The continuous decline of the world's commercially fished species in recent decades has led scientists to conclude that the oceans have attained their maximum sustainable yield, and that global marine fisheries are in danger of collapse. The necessity to farm rather than harvest food fish has become increasingly clear, yet in spite of the significant growth of the aquaculture industry, marine species only account for about one third of total aquaculture production. A major obstacle to the growth of marine aquaculture has been the interaction between current production practices, mainly floating net pens, and the marine and coastal environments. While coastal cages may generate adverse chemical and biological effects on the environment, in many cases the environment in not conducive for optimal growth and health of the species of interest. In response to this situation, researchers at what is now IMET have developed a fully contained, recirculating marine aquaculture system that is able to grow high densities of commercially-important fish using artificial seawater. Most importantly, the unique microbial bio-filtration of this system is able to support high-density, "bio-secure" aquaculture with virtually no water exchange, thus eliminating effluents or escapees and ensuring no interaction with the environment. An additional advantage of this system is the ability to locate marine aquaculture operations in non-traditional settings, such as urban or rural inland environments. This system offers a new generation of aquaculture technology that can be used to economically produce a wide range of marine food fish that are free of environmental contaminants, in a way that is environmentally sustainable.

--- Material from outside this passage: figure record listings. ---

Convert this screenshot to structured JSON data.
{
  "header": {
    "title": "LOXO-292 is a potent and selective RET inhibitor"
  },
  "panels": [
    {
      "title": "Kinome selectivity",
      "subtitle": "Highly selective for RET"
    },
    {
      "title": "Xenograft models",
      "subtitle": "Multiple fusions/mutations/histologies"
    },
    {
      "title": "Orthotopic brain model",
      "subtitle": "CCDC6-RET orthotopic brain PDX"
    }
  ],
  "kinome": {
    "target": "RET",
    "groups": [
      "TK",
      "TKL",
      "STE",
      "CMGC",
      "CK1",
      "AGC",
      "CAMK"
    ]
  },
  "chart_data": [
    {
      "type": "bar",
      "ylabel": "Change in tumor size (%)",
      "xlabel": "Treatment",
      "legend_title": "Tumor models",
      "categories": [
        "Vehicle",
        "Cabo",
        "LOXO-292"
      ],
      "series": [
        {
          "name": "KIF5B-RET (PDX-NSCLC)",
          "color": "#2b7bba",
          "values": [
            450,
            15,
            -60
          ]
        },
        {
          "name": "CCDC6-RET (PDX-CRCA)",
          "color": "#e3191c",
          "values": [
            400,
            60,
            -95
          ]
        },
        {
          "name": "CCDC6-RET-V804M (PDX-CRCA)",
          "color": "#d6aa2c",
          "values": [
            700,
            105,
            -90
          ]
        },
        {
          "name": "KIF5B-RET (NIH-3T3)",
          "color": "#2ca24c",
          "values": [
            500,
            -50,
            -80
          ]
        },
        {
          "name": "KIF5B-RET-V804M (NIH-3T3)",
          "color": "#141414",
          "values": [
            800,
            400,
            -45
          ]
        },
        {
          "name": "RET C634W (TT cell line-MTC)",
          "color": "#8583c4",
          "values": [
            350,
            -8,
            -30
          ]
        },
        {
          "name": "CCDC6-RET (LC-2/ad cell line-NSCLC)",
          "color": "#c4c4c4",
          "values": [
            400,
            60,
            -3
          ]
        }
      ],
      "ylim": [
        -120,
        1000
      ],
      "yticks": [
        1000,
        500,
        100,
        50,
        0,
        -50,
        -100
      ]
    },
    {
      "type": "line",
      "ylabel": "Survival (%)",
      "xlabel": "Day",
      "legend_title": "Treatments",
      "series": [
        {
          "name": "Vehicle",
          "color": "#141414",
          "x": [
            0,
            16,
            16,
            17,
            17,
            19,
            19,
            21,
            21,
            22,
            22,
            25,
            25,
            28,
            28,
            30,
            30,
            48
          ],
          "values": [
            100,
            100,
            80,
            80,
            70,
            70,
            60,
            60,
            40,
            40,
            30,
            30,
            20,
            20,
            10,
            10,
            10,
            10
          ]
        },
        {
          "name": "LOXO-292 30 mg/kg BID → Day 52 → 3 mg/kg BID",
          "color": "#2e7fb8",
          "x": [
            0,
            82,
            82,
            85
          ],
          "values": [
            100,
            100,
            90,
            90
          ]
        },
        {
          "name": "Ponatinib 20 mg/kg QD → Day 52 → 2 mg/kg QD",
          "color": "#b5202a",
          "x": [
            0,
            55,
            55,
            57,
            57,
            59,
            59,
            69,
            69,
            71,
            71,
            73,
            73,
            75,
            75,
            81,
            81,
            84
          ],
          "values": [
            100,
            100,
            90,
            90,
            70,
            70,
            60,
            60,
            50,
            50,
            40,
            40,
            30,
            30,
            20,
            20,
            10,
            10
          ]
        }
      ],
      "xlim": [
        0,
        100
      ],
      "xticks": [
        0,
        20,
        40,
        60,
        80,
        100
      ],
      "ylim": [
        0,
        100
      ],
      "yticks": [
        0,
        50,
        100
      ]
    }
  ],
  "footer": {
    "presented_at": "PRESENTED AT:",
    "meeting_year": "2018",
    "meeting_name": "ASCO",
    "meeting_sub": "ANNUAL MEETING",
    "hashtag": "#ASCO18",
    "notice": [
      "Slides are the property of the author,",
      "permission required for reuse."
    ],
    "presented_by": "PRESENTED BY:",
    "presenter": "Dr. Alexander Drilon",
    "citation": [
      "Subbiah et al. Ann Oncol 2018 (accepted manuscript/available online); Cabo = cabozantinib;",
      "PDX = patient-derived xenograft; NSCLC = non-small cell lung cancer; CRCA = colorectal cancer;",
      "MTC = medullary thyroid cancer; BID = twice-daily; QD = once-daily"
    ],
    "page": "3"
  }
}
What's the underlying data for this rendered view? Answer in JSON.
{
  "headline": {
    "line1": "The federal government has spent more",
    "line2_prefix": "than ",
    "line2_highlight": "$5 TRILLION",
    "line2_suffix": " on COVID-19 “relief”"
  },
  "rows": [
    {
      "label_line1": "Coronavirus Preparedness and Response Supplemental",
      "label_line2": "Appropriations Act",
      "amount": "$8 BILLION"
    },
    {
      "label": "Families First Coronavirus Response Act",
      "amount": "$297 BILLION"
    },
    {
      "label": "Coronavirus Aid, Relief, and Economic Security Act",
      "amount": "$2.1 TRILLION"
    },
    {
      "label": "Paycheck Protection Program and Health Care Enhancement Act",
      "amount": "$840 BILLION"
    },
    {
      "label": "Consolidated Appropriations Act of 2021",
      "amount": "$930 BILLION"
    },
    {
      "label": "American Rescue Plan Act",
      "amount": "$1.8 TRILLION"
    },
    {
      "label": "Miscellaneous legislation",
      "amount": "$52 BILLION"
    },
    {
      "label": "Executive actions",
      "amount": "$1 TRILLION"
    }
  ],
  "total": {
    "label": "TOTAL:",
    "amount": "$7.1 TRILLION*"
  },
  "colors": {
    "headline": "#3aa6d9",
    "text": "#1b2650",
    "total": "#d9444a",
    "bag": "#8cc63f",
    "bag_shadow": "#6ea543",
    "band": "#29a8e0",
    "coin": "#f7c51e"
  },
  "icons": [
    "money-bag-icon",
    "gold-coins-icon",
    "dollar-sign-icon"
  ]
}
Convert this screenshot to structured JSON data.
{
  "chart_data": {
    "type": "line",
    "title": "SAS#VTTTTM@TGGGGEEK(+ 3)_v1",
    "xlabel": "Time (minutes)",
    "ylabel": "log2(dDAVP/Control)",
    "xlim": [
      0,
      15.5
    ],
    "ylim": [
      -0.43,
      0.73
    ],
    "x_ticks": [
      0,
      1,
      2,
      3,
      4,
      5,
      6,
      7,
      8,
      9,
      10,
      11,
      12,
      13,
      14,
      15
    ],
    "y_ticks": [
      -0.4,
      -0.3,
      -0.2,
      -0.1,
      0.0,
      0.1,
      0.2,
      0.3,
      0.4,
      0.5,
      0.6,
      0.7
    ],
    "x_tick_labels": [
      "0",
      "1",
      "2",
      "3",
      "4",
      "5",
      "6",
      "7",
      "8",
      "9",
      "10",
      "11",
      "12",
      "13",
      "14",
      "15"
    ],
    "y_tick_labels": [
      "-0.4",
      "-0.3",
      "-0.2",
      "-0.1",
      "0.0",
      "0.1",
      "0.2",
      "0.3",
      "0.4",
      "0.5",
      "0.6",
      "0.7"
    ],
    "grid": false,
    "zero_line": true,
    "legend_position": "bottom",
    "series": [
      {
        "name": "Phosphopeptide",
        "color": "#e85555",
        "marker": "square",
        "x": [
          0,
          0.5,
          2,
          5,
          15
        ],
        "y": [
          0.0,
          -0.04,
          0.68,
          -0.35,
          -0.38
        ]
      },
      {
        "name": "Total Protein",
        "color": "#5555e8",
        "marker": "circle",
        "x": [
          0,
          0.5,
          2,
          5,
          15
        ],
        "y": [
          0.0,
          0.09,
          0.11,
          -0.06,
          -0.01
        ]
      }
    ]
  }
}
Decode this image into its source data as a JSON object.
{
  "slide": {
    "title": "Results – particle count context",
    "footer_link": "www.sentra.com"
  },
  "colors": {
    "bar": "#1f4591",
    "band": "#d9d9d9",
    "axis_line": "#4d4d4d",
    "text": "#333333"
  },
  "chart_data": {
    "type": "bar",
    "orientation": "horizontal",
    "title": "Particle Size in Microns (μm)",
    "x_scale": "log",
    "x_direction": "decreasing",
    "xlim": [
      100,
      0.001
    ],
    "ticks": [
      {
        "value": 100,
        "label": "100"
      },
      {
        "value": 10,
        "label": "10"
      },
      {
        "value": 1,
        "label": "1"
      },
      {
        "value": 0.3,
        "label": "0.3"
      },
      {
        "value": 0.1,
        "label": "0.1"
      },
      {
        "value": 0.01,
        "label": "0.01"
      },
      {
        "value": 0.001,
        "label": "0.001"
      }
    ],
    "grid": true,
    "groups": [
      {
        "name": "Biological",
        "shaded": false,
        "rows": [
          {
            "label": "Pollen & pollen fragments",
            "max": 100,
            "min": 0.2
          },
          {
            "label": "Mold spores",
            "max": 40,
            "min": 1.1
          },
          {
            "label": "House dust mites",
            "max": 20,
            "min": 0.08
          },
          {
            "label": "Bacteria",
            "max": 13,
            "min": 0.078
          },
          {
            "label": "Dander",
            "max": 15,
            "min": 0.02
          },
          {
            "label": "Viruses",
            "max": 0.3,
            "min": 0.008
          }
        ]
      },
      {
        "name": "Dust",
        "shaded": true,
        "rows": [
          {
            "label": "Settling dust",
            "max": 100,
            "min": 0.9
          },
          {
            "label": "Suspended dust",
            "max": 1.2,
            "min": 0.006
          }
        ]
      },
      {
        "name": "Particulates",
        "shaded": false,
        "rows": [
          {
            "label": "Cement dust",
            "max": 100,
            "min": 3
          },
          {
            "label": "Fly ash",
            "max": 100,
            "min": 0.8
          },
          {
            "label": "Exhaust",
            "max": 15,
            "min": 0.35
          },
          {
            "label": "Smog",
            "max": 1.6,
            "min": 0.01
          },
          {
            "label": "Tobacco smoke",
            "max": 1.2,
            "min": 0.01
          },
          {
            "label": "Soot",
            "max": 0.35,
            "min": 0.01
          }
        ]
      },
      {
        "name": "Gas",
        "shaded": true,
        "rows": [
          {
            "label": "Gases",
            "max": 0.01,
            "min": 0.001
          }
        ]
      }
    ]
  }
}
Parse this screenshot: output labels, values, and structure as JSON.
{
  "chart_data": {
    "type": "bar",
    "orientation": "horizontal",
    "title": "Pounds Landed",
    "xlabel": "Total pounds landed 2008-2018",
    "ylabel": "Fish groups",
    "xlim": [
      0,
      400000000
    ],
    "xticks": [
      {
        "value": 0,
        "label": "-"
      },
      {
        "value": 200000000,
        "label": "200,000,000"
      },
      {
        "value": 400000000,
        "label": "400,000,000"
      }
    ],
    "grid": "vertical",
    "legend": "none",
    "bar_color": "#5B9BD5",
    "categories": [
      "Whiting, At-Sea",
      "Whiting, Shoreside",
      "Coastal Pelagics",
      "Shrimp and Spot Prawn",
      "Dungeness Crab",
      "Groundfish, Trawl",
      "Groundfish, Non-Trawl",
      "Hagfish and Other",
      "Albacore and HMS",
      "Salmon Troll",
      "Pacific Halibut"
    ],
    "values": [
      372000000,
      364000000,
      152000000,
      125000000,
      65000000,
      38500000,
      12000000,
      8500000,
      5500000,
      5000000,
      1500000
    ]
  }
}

Blue crab aquaculture, biology and stock restoration

The blue crab is one of the most economically important fisheries species in the Chesapeake Bay region, and a traditional symbol of Maryland. Driven by the recent decline of this species, scientists at what is now IMET initiated an intensive aquaculture program that, for the first time, has closed the lifecycle of this species in captivity. By manipulating the environmental parameters in our aquaculture setting and using intensive larviculture technologies, we are able to mass produce blue crab juveniles year-round for use in basic research in the laboratory and in the field through releases into the Chesapeake Bay ecosystems. This aquaculture program is an important component of a comprehensive and multidiciplinary research program, the Blue Crab Advanced Research Consortium, involving researchers in the University System of Maryland and other universities and institutes nationwide. Ultimately, the goal of these efforts is to facilitate the study of blue crab basic biology and ecology, field experiments, and programs that contribute to the sustainability of this important local species.